Ce que l’étude DAN confirme : avec 37,5 % d’accidents de décompression au-delà du seuil critique, et ce palier qui est précisément le moment où ce seuil redescend, appeler ça « de principe » n’est pas à mes yeux un problème de terminologie. C’est à mon sens un problème de sécurité.
À retenir : le palier de sécurité idéal c’est cinq minutes à 5 mètres. Pas trois. Cinq.
Et remontez du palier très lentement. Au final, appelez-le comme vous voulez, mais faites-le vraiment.

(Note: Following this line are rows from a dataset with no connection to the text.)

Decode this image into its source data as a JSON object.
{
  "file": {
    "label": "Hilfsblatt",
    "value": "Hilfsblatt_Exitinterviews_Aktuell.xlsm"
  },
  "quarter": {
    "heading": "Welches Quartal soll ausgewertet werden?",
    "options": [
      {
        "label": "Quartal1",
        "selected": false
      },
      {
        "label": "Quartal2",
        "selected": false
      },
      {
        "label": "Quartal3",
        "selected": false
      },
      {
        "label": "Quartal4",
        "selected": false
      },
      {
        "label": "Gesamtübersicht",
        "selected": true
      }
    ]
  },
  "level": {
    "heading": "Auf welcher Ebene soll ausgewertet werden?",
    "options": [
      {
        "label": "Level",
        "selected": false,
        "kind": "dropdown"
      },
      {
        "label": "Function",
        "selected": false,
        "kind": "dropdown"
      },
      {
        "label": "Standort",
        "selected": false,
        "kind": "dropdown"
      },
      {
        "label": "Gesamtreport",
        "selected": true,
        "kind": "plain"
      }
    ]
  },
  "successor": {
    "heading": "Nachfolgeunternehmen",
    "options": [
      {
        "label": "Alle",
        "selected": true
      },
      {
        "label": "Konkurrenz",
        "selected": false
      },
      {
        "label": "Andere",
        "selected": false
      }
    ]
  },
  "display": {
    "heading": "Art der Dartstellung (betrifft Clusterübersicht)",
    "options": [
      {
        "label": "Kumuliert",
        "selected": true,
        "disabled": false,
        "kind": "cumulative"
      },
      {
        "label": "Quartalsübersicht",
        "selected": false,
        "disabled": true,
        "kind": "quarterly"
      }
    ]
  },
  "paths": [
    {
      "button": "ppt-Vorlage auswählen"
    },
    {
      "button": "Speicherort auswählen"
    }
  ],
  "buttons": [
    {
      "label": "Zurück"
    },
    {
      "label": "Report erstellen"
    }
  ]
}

Le résultat le plus inattendu : le sexe féminin est le deuxième facteur de risque d’accident de décompression
Parmi les 12 facteurs de risque identifiés par cette étude, il y en a un qui mérite une attention particulière. Parce que voir le chiffre noir sur blanc, avec 128 000 plongées derrière, change quelque chose.
Le sexe féminin est le deuxième facteur de risque indépendant le plus puissant de toute l’étude.
Juste après la sursaturation elle-même.
Les femmes représentaient 1,25 % des accidents dans cette base de données. Les hommes : 0,38 %. Après neutralisation de tous les autres facteurs ( la profondeur, la durée, les mélanges gazeux, la fatigue, le confort thermique ) les chercheurs calculent que les femmes ont 4,63 fois plus de risques de faire un accident de décompression qu’un homme pour une même plongée.
Le chiffre : Risque d’accident chez les femmes : ×4,63 par rapport aux hommes, indépendant de tous les autres facteurs mesurés dans l’étude. C’est véritablement interpellant.
Ce n’est pas une question de technique ou de prudence.
En lisant les résultats de la recherche, on comprend que les mécanismes biologiques exacts sont encore à l’étude : hormones sexuelles, composition corporelle (l’azote se dissout davantage dans les graisses), réponse vasculaire, perméabilité capillaire selon le cycle menstruel. Tout cela joue probablement un rôle, mais la science n’a pas encore de réponse définitive.
Ce qui est certain par contre c’est que votre ordinateur de plongée ne sait pas que vous êtes une femme.
Lui, il calcule tranquillement votre décompression exactement de la même façon que pour un homme.
Il ne tient compte d’aucun de ces paramètres biologiques.
C’est un modèle construit sur des données majoritairement masculines, appliqué universellement.
Est-ce que votre formation en a parlé ? Est-ce que votre moniteur l’a mentionné dans un briefing ? Probablement pas. Et c’est précisément pour ça que cette information mérite d’être dite.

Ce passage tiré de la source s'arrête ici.